No, there is a kit involved. Check out BlueSwarf.com They are doing some new work to create dashboards with tool and holder 3D model. You machine would need to be tapped with kit and artifact.
how do you like the fahrion holders for a cat 40 machine? I'm trying to find quality but coat effective tool holders that perform at speeds and mrr like that in your video. I'm in the us and using Haas machines using hem toolpaths. cheers
I've used Fahrion Centro P tool holders on several Okuma mills and they are really good tool holders. Not had a problem with endmills or drills sliding out of the collet. Just remember to buy the torque wrench tool Fahrion sells separately it will save you from the trouble of endmills getting stuck in the collet. Also the tool Fahrion supplies to loosen or tighten the collet nut is not the best. It is made from some sort of cast aluminium and it will break if you tighten the collet nut too hard. But it's fairly easy to make a new one from steel that does not break.

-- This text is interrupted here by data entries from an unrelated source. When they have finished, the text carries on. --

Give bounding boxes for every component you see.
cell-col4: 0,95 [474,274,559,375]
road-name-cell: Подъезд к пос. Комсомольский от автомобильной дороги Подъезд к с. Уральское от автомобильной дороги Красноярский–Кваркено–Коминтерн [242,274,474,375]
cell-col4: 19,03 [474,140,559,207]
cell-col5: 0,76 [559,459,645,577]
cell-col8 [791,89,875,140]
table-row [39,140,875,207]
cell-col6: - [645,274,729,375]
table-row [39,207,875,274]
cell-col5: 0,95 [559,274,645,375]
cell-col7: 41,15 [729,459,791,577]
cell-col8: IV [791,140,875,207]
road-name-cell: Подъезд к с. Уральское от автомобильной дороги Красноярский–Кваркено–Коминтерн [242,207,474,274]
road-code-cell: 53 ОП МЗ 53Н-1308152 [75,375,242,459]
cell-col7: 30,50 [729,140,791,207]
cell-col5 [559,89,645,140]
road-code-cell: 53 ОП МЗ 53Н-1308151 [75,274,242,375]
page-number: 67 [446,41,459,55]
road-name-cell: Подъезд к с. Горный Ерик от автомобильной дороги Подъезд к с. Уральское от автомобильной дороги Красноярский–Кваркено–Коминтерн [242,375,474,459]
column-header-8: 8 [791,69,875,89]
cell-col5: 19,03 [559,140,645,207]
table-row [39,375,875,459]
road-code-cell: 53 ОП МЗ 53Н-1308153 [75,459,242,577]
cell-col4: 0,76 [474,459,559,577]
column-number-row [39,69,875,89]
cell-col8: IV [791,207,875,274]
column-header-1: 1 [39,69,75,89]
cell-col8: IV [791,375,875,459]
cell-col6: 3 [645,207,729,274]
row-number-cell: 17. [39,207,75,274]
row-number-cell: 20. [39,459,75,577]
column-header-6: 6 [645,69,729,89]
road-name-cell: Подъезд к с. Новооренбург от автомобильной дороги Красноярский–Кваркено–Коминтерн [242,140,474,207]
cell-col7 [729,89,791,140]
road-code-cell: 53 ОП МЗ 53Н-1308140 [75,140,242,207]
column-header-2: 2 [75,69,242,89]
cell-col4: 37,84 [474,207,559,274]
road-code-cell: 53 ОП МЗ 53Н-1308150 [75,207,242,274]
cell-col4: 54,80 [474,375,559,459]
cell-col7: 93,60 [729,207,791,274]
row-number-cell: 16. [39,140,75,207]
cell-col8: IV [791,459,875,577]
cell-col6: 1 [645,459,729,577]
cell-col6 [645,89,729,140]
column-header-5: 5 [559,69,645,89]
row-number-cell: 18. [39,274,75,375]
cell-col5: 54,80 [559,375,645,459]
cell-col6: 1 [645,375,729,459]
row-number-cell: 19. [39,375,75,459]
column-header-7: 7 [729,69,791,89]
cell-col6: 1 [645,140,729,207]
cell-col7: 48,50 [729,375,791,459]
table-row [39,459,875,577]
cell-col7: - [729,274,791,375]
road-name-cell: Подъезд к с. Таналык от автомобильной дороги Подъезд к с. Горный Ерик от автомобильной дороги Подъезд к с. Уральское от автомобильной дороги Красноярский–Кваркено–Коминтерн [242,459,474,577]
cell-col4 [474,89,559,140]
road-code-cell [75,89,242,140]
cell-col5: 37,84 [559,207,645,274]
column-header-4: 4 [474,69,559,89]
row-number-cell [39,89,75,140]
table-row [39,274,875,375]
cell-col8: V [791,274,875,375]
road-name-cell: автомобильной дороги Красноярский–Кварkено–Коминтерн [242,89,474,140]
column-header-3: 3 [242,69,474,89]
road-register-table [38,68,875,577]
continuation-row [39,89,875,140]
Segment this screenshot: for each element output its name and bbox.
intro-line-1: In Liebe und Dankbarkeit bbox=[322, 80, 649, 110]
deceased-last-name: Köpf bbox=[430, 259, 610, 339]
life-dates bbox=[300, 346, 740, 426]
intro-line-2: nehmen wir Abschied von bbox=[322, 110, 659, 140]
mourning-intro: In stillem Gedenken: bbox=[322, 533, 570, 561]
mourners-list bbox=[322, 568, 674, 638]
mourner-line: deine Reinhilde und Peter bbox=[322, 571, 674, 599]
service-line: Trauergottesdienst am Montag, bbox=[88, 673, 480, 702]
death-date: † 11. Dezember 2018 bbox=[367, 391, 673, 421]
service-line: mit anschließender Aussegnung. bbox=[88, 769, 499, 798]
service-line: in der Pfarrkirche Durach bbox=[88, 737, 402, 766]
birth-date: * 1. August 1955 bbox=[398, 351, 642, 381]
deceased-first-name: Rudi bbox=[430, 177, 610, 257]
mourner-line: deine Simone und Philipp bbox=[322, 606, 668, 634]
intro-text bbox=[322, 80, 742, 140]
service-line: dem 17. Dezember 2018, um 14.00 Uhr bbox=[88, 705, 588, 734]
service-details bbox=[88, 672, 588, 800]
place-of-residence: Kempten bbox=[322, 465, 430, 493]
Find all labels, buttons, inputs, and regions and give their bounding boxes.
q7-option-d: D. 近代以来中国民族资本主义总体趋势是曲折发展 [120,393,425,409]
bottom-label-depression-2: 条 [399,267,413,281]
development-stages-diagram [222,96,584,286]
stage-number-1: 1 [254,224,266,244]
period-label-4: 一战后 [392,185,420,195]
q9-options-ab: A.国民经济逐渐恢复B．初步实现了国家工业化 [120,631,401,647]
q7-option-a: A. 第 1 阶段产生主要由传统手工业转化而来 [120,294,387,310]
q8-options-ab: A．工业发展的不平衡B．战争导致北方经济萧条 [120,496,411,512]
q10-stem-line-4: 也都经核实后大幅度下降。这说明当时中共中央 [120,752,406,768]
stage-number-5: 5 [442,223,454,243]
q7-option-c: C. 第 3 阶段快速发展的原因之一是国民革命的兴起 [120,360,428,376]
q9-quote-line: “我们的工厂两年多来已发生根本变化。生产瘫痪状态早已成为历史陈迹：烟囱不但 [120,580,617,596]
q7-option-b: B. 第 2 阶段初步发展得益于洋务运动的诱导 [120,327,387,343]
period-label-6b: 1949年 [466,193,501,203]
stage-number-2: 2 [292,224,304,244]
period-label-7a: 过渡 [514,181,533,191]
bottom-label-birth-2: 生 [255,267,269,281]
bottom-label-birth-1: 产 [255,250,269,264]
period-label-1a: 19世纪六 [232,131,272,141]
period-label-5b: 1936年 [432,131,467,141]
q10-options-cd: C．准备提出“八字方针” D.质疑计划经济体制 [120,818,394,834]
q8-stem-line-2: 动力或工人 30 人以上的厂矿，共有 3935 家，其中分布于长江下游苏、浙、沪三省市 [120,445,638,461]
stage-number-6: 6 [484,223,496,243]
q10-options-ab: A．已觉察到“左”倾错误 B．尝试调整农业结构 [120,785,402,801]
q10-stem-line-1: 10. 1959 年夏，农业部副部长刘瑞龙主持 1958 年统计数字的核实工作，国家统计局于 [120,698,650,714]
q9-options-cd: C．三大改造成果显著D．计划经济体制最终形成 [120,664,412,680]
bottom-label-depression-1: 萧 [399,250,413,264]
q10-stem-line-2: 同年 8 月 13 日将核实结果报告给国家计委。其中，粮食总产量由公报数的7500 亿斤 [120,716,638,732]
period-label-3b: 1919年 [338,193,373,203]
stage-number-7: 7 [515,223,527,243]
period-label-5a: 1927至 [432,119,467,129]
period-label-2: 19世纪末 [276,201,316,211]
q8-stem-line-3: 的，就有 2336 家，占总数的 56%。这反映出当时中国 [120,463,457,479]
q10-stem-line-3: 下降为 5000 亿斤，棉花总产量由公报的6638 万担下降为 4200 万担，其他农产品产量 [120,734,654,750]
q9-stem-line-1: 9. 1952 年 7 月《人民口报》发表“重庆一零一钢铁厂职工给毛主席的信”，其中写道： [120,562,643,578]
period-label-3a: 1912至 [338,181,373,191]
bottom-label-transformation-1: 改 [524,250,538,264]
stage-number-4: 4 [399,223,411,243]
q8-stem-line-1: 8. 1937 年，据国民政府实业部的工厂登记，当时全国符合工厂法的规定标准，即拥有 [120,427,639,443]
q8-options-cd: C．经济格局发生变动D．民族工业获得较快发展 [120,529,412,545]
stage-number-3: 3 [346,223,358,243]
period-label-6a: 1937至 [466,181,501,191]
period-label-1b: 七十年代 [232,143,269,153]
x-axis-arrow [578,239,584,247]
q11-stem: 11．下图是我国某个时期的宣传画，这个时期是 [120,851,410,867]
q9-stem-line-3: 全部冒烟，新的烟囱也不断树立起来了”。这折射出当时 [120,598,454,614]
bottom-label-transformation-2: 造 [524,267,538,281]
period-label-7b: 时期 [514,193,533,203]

Rasmus Laursen thank you appreciate the info. just trying to find a good budget set of tool holders that will work is the kind of toolpaths and feeds and speeds shown. in having issues of chatter and vibration with the er32 collet holders and Endmill holders right now.
Imo the best tool holders for high speed machining is shrink tool holders but buying the whole setup to use those are pretty expensive. Next best thing would be Hydro tool holders. Used different kind of those too from Sandvik, Mapal and Kennametal all worked great. Used solve your chatter problems in most cases but at a price -They are not cheap.
There are some other solutions to try, which i have had great luck with, especially for chatter. Look at Pioneer MX/VX collet chucks. They are similar to the Lyndex-Nikken Insider holders.
It's still enough to lower the surface speed ceiling on a lot of tooling. There are a lot harder materials out there sure but it's still impressive to see the material removal rates exhibited here.
that's pretty cool what type of end mill did you used? 3/8 carbide? 4 flutes or 5 flutes or ...? what's your RPM and feed rate? how much are you take off each pass?